Figure 4: Top S&P 500 Earnings growth for 2021-2022
S&P 500 Top 10 Holdings | Weight | 2020 EPS % | 2021 EPS % | 2022 EPS % |
Apple Inc. | 6.2% | 21.2% | 9.3% | 7.5% |
Microsoft Corp. | 4.8% | 19.0% | 10.1% | 15.6% |
Amazon Inc. | 4.7% | 48.5% | 22.3% | 35.3% |
Alphabet Inc. | 3.6% | -7.2% | 22.7% | 19.7% |
Facebook Inc. | 2.4% | 8.4% | 12.9% | 19.2% |
Berkshire Hathaway Inc. | 1.6% | -10.4% | 15.4% | 11.0% |
Visa Inc. | 1.5% | 9.0% | 26.1% | 16.6% |
Walmart Inc. | 1.2% | 12.3% | 2.3% | 6.8% |
Johnson & Johnson | 1.2% | -7.9% | 13.0% | 9.0% |
JPMorgan Chase & Co. | 1.1% | -26.2% | 22.2% | 16.4% |
Data as of December, 2020| Source: Bloomberg Finance
Figure 5: S&P 500 Year-end 2021 Analyst Targets
Analyst | Company | 2021 S&P 500 Target |
Dubravko Lakos Bujas | JPMorgan Chase | 4,400 |
Kristina Hooper | Invesco | 4,350 |
David Kostin | Goldman Sachs | 4,300 |
John Stoltzfus | Oppenheimer | 4,300 |
Craig Johnson | Piper Sandler Companies | 4,225 |
Brian Belski | BMO | 4,200 |
Keith Parker | UBS | 4,100 |
Maneesh Deshpande | Barclays | 4,000 |
Julian Emanuel | BTIG | 4,000 |
Sam Stovall | CFRA | 4,080 |
Binky Chadha | Deutsche Bank | 3,950 |
Mike Wilson | Morgan Stanley | 3,900 |
Data as of December, 2020| Source: Companies’ Reports
Conclusion:
Despite persisting fears about valuations, particularly among large-cap technology names, mammoth gains in some companies like Tesla (TSLA) (695% returns in 2020) only add to Wall Street’s anxieties about market bubbles.
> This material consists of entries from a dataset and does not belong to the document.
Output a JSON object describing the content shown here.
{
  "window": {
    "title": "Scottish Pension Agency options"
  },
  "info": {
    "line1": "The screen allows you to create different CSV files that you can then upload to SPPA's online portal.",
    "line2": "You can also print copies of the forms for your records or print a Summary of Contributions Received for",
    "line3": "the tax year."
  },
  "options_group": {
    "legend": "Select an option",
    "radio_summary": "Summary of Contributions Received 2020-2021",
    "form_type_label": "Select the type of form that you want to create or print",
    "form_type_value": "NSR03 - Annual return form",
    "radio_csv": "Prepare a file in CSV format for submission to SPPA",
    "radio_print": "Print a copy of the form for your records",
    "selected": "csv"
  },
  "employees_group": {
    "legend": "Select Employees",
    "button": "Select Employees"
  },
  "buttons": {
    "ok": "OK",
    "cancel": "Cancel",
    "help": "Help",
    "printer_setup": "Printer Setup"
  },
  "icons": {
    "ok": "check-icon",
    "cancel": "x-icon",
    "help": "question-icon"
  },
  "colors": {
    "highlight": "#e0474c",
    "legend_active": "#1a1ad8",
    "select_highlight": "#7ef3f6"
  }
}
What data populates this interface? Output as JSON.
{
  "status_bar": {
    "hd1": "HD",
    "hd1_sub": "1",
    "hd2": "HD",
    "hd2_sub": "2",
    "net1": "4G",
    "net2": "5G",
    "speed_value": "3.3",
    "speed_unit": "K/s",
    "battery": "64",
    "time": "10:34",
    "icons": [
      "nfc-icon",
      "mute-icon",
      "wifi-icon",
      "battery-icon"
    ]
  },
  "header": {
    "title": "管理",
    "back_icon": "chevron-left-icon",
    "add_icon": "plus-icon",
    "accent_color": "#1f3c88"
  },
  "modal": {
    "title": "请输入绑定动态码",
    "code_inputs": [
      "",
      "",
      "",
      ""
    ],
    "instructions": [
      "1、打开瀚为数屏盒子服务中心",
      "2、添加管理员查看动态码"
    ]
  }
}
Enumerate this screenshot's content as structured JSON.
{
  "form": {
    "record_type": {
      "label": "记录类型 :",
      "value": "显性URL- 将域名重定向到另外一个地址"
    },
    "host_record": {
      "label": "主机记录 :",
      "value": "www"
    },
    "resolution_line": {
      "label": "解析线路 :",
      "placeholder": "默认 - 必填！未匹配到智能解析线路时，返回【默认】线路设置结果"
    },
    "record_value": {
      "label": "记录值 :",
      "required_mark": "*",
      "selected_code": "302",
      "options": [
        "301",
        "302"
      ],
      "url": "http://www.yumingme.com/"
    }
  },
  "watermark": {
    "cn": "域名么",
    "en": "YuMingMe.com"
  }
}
But, the good news is that many analysts see U.S. equities soaring new highs in 2021. Any market correction at current levels should be used as a buying opportunity. And, with stronger earnings projections for the next two years (2021-2022) and a rebound in economic growth, most analysts expect a 10%-15% potential upside on the S&P 500 from current levels in 2021.